Currently looking into ways to get the cost of the system down. There is a local company in NJ selling panels at great prices ($0.60/watt) and will see if they will install them instead.

[grifftech]

use a dc motor and an automotive compressor.

[grifftech]

 

use a dc motor and an automotive compressor.

  I forgot to add a belt and something to mount the motor and compressor to.

[johansen]

Just to add a quick update to the thread, I contacted a local solar installer and quoted me about $13K all said and done (after tax incentives) to install a 6.5KW grid tie system.

Since PA has net metering laws I can generate excess during the day and as long as I consume it all at night, get paid the full rate including distribution etc for the excess power generated during the day.

Currently looking into ways to get the cost of the system down. There is a local company in NJ selling panels at great prices ($0.60/watt) and will see if they will install them instead.

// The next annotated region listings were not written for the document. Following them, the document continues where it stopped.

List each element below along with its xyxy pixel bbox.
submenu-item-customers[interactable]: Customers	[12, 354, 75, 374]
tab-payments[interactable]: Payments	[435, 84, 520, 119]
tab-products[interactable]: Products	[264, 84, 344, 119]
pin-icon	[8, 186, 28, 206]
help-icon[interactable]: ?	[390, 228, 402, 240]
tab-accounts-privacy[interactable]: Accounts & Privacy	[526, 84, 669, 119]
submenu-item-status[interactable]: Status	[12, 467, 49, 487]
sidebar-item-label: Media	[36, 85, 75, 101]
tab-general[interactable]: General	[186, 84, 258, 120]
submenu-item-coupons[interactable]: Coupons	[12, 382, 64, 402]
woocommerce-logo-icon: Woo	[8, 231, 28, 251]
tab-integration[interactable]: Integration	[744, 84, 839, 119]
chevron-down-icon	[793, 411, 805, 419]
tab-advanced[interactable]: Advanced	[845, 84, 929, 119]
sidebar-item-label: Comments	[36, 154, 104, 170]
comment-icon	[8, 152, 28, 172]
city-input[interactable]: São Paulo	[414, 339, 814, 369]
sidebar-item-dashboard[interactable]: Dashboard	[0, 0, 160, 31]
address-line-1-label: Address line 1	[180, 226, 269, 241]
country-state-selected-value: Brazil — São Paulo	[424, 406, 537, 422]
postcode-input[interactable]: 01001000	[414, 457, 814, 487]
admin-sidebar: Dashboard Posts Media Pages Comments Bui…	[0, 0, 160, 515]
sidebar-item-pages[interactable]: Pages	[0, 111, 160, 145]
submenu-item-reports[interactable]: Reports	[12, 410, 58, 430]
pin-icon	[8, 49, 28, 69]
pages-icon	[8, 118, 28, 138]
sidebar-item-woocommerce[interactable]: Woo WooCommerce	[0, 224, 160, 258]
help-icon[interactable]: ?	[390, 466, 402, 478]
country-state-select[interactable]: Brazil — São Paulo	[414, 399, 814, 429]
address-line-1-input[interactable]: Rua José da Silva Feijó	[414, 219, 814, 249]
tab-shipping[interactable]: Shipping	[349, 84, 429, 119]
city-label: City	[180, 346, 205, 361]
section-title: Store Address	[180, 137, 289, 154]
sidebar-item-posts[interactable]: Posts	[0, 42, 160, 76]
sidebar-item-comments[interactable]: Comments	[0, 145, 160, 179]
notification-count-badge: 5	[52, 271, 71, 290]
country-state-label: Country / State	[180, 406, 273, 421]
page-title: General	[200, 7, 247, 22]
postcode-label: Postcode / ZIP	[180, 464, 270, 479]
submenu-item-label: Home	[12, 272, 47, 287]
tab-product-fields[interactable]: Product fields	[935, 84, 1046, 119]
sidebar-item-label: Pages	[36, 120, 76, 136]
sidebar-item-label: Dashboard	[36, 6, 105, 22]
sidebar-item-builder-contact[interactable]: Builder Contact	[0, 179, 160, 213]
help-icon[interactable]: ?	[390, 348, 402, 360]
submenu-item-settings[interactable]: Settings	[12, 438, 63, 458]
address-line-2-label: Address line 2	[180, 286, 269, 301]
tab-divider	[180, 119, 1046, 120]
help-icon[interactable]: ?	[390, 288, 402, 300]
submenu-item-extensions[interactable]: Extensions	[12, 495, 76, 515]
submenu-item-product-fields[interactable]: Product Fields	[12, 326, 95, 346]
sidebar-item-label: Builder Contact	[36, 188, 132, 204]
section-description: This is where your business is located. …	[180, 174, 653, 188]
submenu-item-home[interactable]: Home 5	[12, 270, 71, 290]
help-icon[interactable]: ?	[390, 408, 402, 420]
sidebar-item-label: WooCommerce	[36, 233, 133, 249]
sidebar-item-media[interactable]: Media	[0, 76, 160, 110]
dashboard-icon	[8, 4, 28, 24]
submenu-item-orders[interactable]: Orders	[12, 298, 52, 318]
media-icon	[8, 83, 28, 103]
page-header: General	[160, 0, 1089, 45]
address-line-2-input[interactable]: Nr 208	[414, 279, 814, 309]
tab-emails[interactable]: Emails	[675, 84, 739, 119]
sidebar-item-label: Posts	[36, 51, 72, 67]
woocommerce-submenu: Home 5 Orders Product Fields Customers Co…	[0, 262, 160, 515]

if i buy about 3 to 5 grand worth of panels, can get them for 35 to 50 cents a watt, but would have to pay for shipping. if that price includes the shipping then 60 cents a watt might be fair game, depending on how many panels you buy.

But when things are too good to be true, they usually are.

can your grid tie offer recharge batteries and operate without the grid? if not, i wouldn't bother.

the reason is simple, if the utility plus solar plus grid tie = pay off within a dozen years.. something is too good to be true, why wouldn't the utility buy their own solar panels and inverters?

ah, the tax benefits.. yes. well, screw someone else's kids with an immoral tax, deception and debt backed monetary system. anyhow, if none of that is involved, whats stopping you from getting off the grid?

[johansen]

use a dc motor and an automotive compressor.

bearing and seal losses.

just cut off the top of a standard single phase compressor and rewind the motor for 3 phase. (low voltage, if warranted)

several of the compressors i have torn apart had no epoxy or anything in the windings. you should be able to fit more copper in it than you pulled out.